El Demonio de los Andes/04


IV : Comida acabada, amistad terminada editar

Tres meses antes de la batalla de Iñaquito, en que tan triste destino cupo al primer virrey del Perú, habían los partidarios de Gonzalo Pizarro puesto preso en la cárcel de San Miguel de Piura al capitán Francisco Hurtado, hombre octogenario, muy influyente y respetado, vecino de Santiago de Guayaquil y entusiasta defensor de la causa de Blasco de Núñez.

Cuarenta días llevaba el capitán de estar cargado de hierros y esperando de un momento a otro sentencia de muerte, cuando llegó a Piura Francisco de Carbajal, en marcha para abrir campaña contra Diego Centeno, que en Chuquisaca y Potosí acababa de alzar bandera por el rey.

El alcalde de Piura, acompañado de los cabildantes, salió a recibir a Carbajal, y por el camino lo informó, entre otras cosas, de que tenía en chirona, y sin atinar a deshacerse de él, al capitán Hurtado.

¡Mil demonios! -exclamó furioso D, Francisco-. ¡Ah, Sr. Martínez! So cabello rubio, buen piojo rabudo. ¡Y qué poco meollo para oficial de justicia, tiene vuesa merced! Bien podía hacerle tina punta a la vara, que lleva y tirársela a un perro. ¡Cargar de hierros a todo un vencedor en Pavía! ¡Habrá torpeza! ¡Por vida de mi Sr. D. Gonzalo, que no sé cómo no hago una alcaldada con el alcalde de monterilla! Corra vuesa merced y deje libre en la ciudad al capitán Hurtado, que es muy mi amigo y juntos militamos en Flandes y en Italia, y no es Francisco de Carbajal el alma de chopo que consiente en el sonrojo de hombre que tanto vale. ¡Voto va! ¡Por los gregüescos del Condestable!

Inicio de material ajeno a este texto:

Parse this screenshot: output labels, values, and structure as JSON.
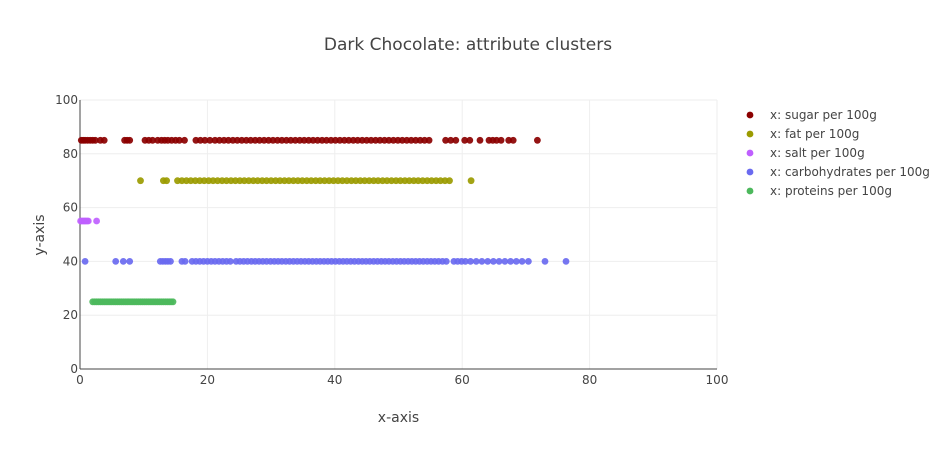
{
  "chart_data": {
    "type": "scatter",
    "title": "Dark Chocolate: attribute clusters",
    "xlabel": "x-axis",
    "ylabel": "y-axis",
    "xlim": [
      0,
      100
    ],
    "ylim": [
      0,
      100
    ],
    "xticks": [
      0,
      20,
      40,
      60,
      80,
      100
    ],
    "yticks": [
      0,
      20,
      40,
      60,
      80,
      100
    ],
    "grid": true,
    "legend_position": "top-right",
    "series": [
      {
        "name": "x: sugar per 100g",
        "color": "#8b0000",
        "y": 85,
        "x": [
          0.2,
          0.5,
          0.8,
          1.2,
          1.6,
          2.0,
          2.4,
          3.2,
          3.8,
          7.0,
          7.4,
          7.8,
          10.2,
          10.8,
          11.4,
          12.2,
          12.8,
          13.3,
          13.8,
          14.4,
          15.0,
          15.6,
          16.4,
          18.2,
          18.9,
          19.6,
          20.4,
          21.2,
          21.9,
          22.6,
          23.3,
          24.0,
          24.7,
          25.4,
          26.1,
          26.8,
          27.5,
          28.2,
          28.9,
          29.6,
          30.3,
          31.0,
          31.7,
          32.4,
          33.1,
          33.8,
          34.5,
          35.2,
          35.9,
          36.6,
          37.3,
          38.0,
          38.7,
          39.4,
          40.1,
          40.8,
          41.5,
          42.2,
          42.9,
          43.6,
          44.3,
          45.0,
          45.7,
          46.4,
          47.1,
          47.8,
          48.5,
          49.2,
          49.9,
          50.6,
          51.3,
          52.0,
          52.7,
          53.4,
          54.1,
          54.8,
          57.4,
          58.2,
          59.0,
          60.4,
          61.2,
          62.8,
          64.2,
          64.8,
          65.4,
          66.1,
          67.3,
          68.0,
          71.8
        ]
      },
      {
        "name": "x: fat per 100g",
        "color": "#9b9b00",
        "y": 70,
        "x": [
          9.5,
          13.1,
          13.6,
          15.3,
          16.0,
          16.7,
          17.4,
          18.1,
          18.8,
          19.5,
          20.2,
          20.9,
          21.6,
          22.3,
          23.0,
          23.7,
          24.4,
          25.1,
          25.8,
          26.5,
          27.2,
          27.9,
          28.6,
          29.3,
          30.0,
          30.7,
          31.4,
          32.1,
          32.8,
          33.5,
          34.2,
          34.9,
          35.6,
          36.3,
          37.0,
          37.7,
          38.4,
          39.1,
          39.8,
          40.5,
          41.2,
          41.9,
          42.6,
          43.3,
          44.0,
          44.7,
          45.4,
          46.1,
          46.8,
          47.5,
          48.2,
          48.9,
          49.6,
          50.3,
          51.0,
          51.7,
          52.4,
          53.1,
          53.8,
          54.5,
          55.2,
          55.9,
          56.6,
          57.3,
          58.0,
          61.4
        ]
      },
      {
        "name": "x: salt per 100g",
        "color": "#bf5fff",
        "y": 55,
        "x": [
          0.1,
          0.3,
          0.5,
          0.7,
          0.9,
          1.1,
          1.3,
          2.6
        ]
      },
      {
        "name": "x: carbohydrates per 100g",
        "color": "#6a6af0",
        "y": 40,
        "x": [
          0.8,
          5.6,
          6.8,
          7.8,
          12.6,
          13.0,
          13.4,
          13.8,
          14.2,
          16.0,
          16.5,
          17.6,
          18.2,
          18.8,
          19.4,
          20.0,
          20.6,
          21.2,
          21.8,
          22.4,
          23.0,
          23.6,
          24.5,
          25.1,
          25.7,
          26.3,
          26.9,
          27.5,
          28.1,
          28.7,
          29.3,
          29.9,
          30.5,
          31.1,
          31.7,
          32.3,
          32.9,
          33.5,
          34.1,
          34.7,
          35.3,
          35.9,
          36.5,
          37.1,
          37.7,
          38.3,
          38.9,
          39.5,
          40.1,
          40.7,
          41.3,
          41.9,
          42.5,
          43.1,
          43.7,
          44.3,
          44.9,
          45.5,
          46.1,
          46.7,
          47.3,
          47.9,
          48.5,
          49.1,
          49.7,
          50.3,
          50.9,
          51.5,
          52.1,
          52.7,
          53.3,
          53.9,
          54.5,
          55.1,
          55.7,
          56.3,
          56.9,
          57.5,
          58.7,
          59.3,
          59.9,
          60.5,
          61.3,
          62.2,
          63.1,
          64.0,
          64.9,
          65.8,
          66.7,
          67.6,
          68.5,
          69.4,
          70.4,
          73.0,
          76.3
        ]
      },
      {
        "name": "x: proteins per 100g",
        "color": "#4cb85c",
        "y": 25,
        "x": [
          2.0,
          2.3,
          2.6,
          2.9,
          3.2,
          3.5,
          3.8,
          4.1,
          4.4,
          4.7,
          5.0,
          5.3,
          5.6,
          5.9,
          6.2,
          6.5,
          6.8,
          7.1,
          7.4,
          7.7,
          8.0,
          8.3,
          8.6,
          8.9,
          9.2,
          9.5,
          9.8,
          10.1,
          10.4,
          10.7,
          11.0,
          11.3,
          11.6,
          11.9,
          12.2,
          12.5,
          12.8,
          13.1,
          13.4,
          13.7,
          14.0,
          14.3,
          14.6
        ]
      }
    ]
  }
}
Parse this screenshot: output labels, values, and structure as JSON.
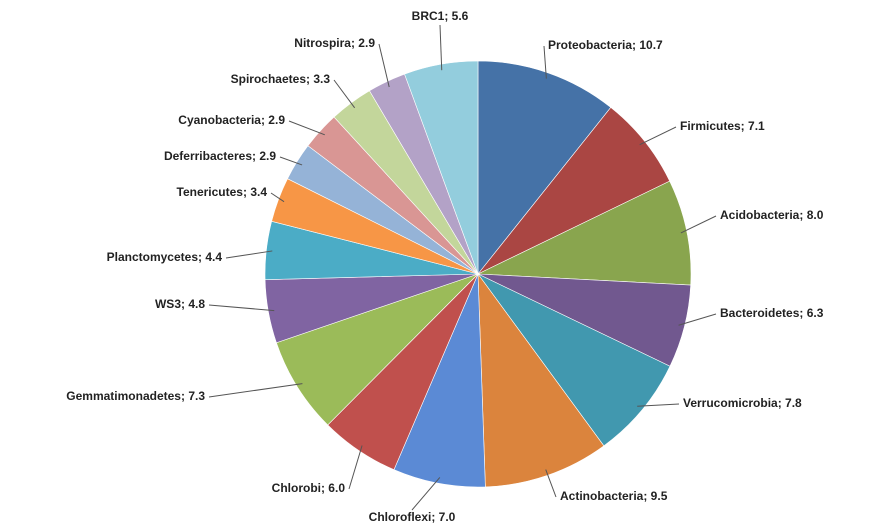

Y ante tal tempestad de exclamaciones iracundas, el pobre alcalde escapó como perro en juego de bolos, diciendo para sí: «Eran lobos de una camada, no haya miedo que se muerdan. Allá se avengan, que en salvo está el que repica».

Cuando Carbajal entró en Piura ya estaba en libertad el prisionero, quien se encaminó a la posada de su viejo conmilitón para darle las gracias por el servicio que le merecía. El maestre de campo lo estrechó entre sus brazos, manifestose muy contento de ver tras largos años a su camarada de cuartel; hicieron alegres reminiscencias de sus mocedades, y por fin, llegada la hora de comer, sentáronse a la mesa en compañía del capellán, dos oficiales y cuatro vecinos.

Ni Hurtado ni Carbajal trajeron para nada a cuento las contiendas del Perú. Bromearon y bebieron a sus anchas, colmando el maestre de agasajos a su comensal. Los dos viejos parecían, en sus expansivas manifestaciones de afecto y de alegría, haberse desprendido de algunas canas. Aquello sí era amistad, y la de Orestes y Pílades pura pampirolada.

Cuando después de dos horas de banquete y de pronunciar la obligada frase con que nuestros abuelos ponían término a la masticación «que aproveche, como si fuera leche» un doméstico retiró el mantel, la fisonomía de Carbajal tomó aire pensativo y melancólico. Al cabo, y como quien después de meditarla mucho ha adoptado una resolución, dijo con grande aplomo:

-Sr. Francisco Hurtado, yo he sido siempre amigo y servidor de vuesa merced, y como tal amigo, le mandé quitar prisiones y sacar de la cárcel. Francisco de Carbajal ha cumplido, pues, para con Francisco Hurtado las obligaciones de amigo y de camarada. Ahora es menester que cumpla con lo que debo al servicio del gobernador mi señor. ¿No encuentra vuesa merced fundadas mis razones?

-Justas y muy justas, colombroño -contestó Hurtado, imaginándose que el maestre de campo se proponía con este preámbulo inclinarlo a cambiar de bandera, o por lo menos a que fuese neutral en la civil contienda.

-Huélgome -continuó Carbajal- de oírlo de su boca, que así desecho escrúpulos. Vuesa merced se confiese como cristiano que es, y capellán tiene al lado; que yo, en su servicio, no puedo hacer ya más que mandarle dar garrote.

Y Carbajal abandonó la sala, murmurando:

-Cumplí hasta el fin con el amigo, que buey viejo hace surco derecho. Comida acabada, amistad terminada.